The diagnosis of malaria was made through microscopic examination of Giemsa-stained thick blood smear performed by a trained microscopist who is a qualified medical laboratory scientist, and samples were treated as research samples. Detection of any levels of asexual forms of malarial parasites on thick blood smears was considered malaria-positive, and no further grading of parasitaemia or species determination was pursued in this study. PLTs and indices were determined from automated haematology analyser (Swelab alfa®, Boule Medical Diagnostics, Sweden) using ethylenediaminetetraacetic acid-anticoagulated venous blood. To avoid artifactual thrombocytopenia, all samples with visible clots on visual inspection of specimen bottle were rejected in accordance with the sample acceptance protocol at the AKTH haematology laboratory.

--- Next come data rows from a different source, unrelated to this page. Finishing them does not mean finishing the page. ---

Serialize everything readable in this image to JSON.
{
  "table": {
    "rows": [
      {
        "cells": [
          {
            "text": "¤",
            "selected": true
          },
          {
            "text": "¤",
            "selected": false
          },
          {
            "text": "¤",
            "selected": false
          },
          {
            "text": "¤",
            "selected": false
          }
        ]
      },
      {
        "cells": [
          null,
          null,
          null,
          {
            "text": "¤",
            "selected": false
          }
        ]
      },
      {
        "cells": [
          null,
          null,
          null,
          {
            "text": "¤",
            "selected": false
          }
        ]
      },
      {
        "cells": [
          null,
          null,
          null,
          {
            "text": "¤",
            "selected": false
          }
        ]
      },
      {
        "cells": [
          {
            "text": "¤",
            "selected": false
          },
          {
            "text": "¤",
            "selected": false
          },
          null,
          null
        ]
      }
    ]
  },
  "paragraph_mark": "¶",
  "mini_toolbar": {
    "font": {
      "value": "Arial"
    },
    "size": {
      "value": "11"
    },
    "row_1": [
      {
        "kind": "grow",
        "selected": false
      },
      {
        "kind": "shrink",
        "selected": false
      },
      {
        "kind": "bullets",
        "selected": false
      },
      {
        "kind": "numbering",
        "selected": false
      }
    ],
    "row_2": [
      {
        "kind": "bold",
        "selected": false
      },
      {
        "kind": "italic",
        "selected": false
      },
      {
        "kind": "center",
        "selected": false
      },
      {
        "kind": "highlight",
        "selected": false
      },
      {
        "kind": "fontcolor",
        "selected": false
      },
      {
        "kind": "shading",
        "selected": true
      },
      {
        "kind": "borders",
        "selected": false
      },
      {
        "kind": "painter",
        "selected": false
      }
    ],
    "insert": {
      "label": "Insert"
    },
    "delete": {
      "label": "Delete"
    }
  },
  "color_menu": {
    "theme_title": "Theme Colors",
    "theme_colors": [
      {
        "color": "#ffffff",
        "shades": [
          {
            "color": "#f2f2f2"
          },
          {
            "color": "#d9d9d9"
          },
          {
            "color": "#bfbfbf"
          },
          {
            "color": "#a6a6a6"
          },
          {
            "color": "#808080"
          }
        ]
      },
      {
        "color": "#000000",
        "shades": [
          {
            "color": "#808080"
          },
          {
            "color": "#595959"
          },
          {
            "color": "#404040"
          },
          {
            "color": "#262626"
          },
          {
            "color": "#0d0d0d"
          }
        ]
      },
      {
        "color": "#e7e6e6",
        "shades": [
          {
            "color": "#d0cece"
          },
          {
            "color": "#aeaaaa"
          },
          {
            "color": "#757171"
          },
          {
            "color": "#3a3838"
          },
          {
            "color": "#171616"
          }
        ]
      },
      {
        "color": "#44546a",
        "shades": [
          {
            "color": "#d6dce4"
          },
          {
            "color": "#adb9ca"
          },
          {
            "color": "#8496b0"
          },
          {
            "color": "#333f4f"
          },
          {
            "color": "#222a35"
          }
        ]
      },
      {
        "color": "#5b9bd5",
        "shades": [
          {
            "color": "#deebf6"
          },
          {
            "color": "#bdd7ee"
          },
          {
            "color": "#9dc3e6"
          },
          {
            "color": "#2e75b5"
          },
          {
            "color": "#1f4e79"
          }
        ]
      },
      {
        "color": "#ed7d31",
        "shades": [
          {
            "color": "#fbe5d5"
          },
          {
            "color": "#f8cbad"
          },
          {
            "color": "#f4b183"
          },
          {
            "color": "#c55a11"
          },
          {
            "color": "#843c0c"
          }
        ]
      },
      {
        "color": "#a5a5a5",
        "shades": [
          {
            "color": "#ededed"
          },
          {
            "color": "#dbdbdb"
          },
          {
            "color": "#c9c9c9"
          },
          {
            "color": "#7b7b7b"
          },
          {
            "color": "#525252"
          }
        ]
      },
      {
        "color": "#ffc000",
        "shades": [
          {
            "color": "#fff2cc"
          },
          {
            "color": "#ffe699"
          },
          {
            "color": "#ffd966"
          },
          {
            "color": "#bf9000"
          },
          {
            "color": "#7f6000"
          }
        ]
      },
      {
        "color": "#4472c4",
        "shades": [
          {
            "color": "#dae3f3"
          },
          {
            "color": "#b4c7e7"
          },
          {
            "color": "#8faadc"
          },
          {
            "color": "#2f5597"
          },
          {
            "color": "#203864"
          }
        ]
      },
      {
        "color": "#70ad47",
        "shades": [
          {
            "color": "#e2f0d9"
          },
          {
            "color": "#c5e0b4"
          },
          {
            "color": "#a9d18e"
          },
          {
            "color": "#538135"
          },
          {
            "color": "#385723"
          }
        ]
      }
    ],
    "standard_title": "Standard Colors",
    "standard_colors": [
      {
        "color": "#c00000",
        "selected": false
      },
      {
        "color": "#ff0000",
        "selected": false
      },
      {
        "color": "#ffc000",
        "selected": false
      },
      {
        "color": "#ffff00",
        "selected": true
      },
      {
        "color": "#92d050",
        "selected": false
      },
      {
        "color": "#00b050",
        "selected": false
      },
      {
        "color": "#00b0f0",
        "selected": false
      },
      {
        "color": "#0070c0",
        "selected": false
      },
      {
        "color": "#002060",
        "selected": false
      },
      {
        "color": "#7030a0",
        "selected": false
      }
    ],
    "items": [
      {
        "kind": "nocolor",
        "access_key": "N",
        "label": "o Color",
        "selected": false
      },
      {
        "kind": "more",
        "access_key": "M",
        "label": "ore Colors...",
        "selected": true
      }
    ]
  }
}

Furthermore, samples with evidence of platelet clumping on microscopic examination of Romanowsky-stained thin blood film were also excluded for further platelet analyses. All samples were analysed within 2 h of collection during which period the samples were kept at room temperature. Thrombocytopenia was defined as PLT <115 × 109/L, being the lower reference limit for Africans[17] while reference ranges for platelet indices were taken to be 7.0–10.5 fL, 11%–18%, 0.15%–0.50% and 11.9%–66.9% for MPV, PDW, PCT and P-LCR, respectively.[18],[19] Data collected were entered into Microsoft Excel spreadsheet and analysed using STATA v13 (College Station, TX, USA). Results of continuous variables were compared between cases and controls using Student's t- test while those of categorical variables were compared using Chi-square test. P < 0.05 was considered statistically significant.


  Results Top


[Table 1] shows an overall distribution of the individuals based on age, gender and prevalence of malaria infection among them. There were 78 female (51.3%) and 74 male (48.7%) individuals in the studied population. Eighty-four individuals (55.3%) were malaria-positive, out of which male patients were found to have a higher prevalence of malaria 48 (31.5%) than the female individuals 36 (23.8%).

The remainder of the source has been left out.